Which then begs the question, why did he renege on all of that and make a Miyazaki rip-off? I mean, Children Who Chase Lost Voices is still arguably a Shinkai film at the end of the day, seeing as trains and shots of feet have made it into this movie, as well, but his signature identity is so faint, it’s nothing more than window dressing for an off-brand Miyazaki creation. The amount of direct references to Miyazaki’s work, both in the visuals and narrative, reaches an extent that greatly exceeds tribute and enters the realm of plagiarism, but with very little understanding of what to do with the elements it plagiarizes. We have Asuna, our archetypal Ghibli girl protagonist à la Chihiro, who we learn is generically kind, hardworking, curious, and adventurous, as all Ghibli girls are. That’s it. That’s her entire character description and development for the whole movie. She then meets, Shun, her classic mysterious and handsome Ghibli boy, à la Haku or Howl, whose entire point in the story is to be handsome and mysterious. We also learn she has a cute animal pet as a mascot à la Kiki’s Delivery Service, because of course she does. She also has a magic glowing rock à la Castle in the Sky. Then we have the dumb bad guys in uniform representing state violence à la Nausicaä of the Valley of the Wind. Then we have the weirdly unnerving supernatural creatures à la Princess Mononoke. And then we have the aforementioned bad guys in uniforms senselessly destroying that which they do not understand and cannot value à la… basically all of the above. It’s virtually impossible to even enumerate all the little animations and facial expressions which are lifted straight from Ghibli films.

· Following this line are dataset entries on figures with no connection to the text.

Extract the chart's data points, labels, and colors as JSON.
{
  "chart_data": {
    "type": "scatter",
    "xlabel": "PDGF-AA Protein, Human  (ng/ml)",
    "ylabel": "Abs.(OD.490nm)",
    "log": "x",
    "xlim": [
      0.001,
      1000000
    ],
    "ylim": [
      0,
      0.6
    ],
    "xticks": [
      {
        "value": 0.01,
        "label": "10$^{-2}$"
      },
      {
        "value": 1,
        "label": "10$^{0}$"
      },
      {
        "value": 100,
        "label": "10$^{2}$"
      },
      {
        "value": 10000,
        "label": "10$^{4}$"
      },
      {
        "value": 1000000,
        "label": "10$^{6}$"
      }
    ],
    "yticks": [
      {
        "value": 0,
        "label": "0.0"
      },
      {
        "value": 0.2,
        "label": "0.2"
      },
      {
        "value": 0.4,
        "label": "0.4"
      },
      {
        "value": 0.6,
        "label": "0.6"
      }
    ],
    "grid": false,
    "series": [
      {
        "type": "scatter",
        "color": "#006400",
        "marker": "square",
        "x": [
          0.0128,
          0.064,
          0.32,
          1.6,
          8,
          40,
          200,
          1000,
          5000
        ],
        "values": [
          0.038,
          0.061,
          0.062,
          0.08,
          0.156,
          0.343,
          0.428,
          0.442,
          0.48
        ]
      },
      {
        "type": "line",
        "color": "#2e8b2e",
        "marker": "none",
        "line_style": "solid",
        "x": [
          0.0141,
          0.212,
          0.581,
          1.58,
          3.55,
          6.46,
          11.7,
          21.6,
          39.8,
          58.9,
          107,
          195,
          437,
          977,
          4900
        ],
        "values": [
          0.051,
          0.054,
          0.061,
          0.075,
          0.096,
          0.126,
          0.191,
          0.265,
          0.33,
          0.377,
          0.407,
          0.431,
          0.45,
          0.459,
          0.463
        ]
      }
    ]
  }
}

However, just because you have access to all the same ingredients as Gordon Ramsey and all the same tools as Gordon Ramsey, son, that don’t make you Gordon Ramsey. The whole thing feels like a fundamental misunderstanding of Hayao-sensei’s work. Sure, Miyazaki films can be quite dark and violent for the standards of family entertainment, but they don’t exactly contain huge blood splatters from some dude chopping monsters in half with his sword, and the dudes with modern military gear and weaponry and helicopters clashed so badly with the film’s fantasy aesthetic, it just took me out of the experience entirely. To be clear, I believe the aesthetic clash was intended, but that does not obviate the calamitous effect it had. I may be harping on the Ghibli comparison a lot, but I feel it is incredibly misguided to wholesale copy the style of a man literally regarded as a god in the domain of animation.

As an adult, I would posit that it’s entirely possible to have a decent time with the movie. For one thing, the background art and a lot of the visuals are breath-takingly beautiful, and for another, there’s really nothing offensively bad in it. I didn’t hate it. It just did not speak to me – at all.

The closest thing I can liken it to is Tales of Earthsea. That movie was written and directed by Gorou Miyazaki, Hayao-sensei’s son. It is Ghibli’s worst rated film, but I wholeheartedly disagree with that consensus. It’s just as long and similarly slow, but Tales of Earthsea is a Ghibli film made by someone who understands the essence of Hayao-sensei’s work and decided to take it a different direction. Children Who Chase Lost Voices is a Ghibli film gone wrong made by someone who does not understand the essence of Hayao-sensei’s work, but attempts to imitate it anyway.

All of that is to say that if you’re in the camp that hated Tales of Earthsea, you’ll hate this even more.

Still, the film was a critical and commercial success, even if it doesn’t come up often when people talk about Shinkai-sensei’s work, so maybe you’ll see in it the same entertainment value that so many of his fans clearly did.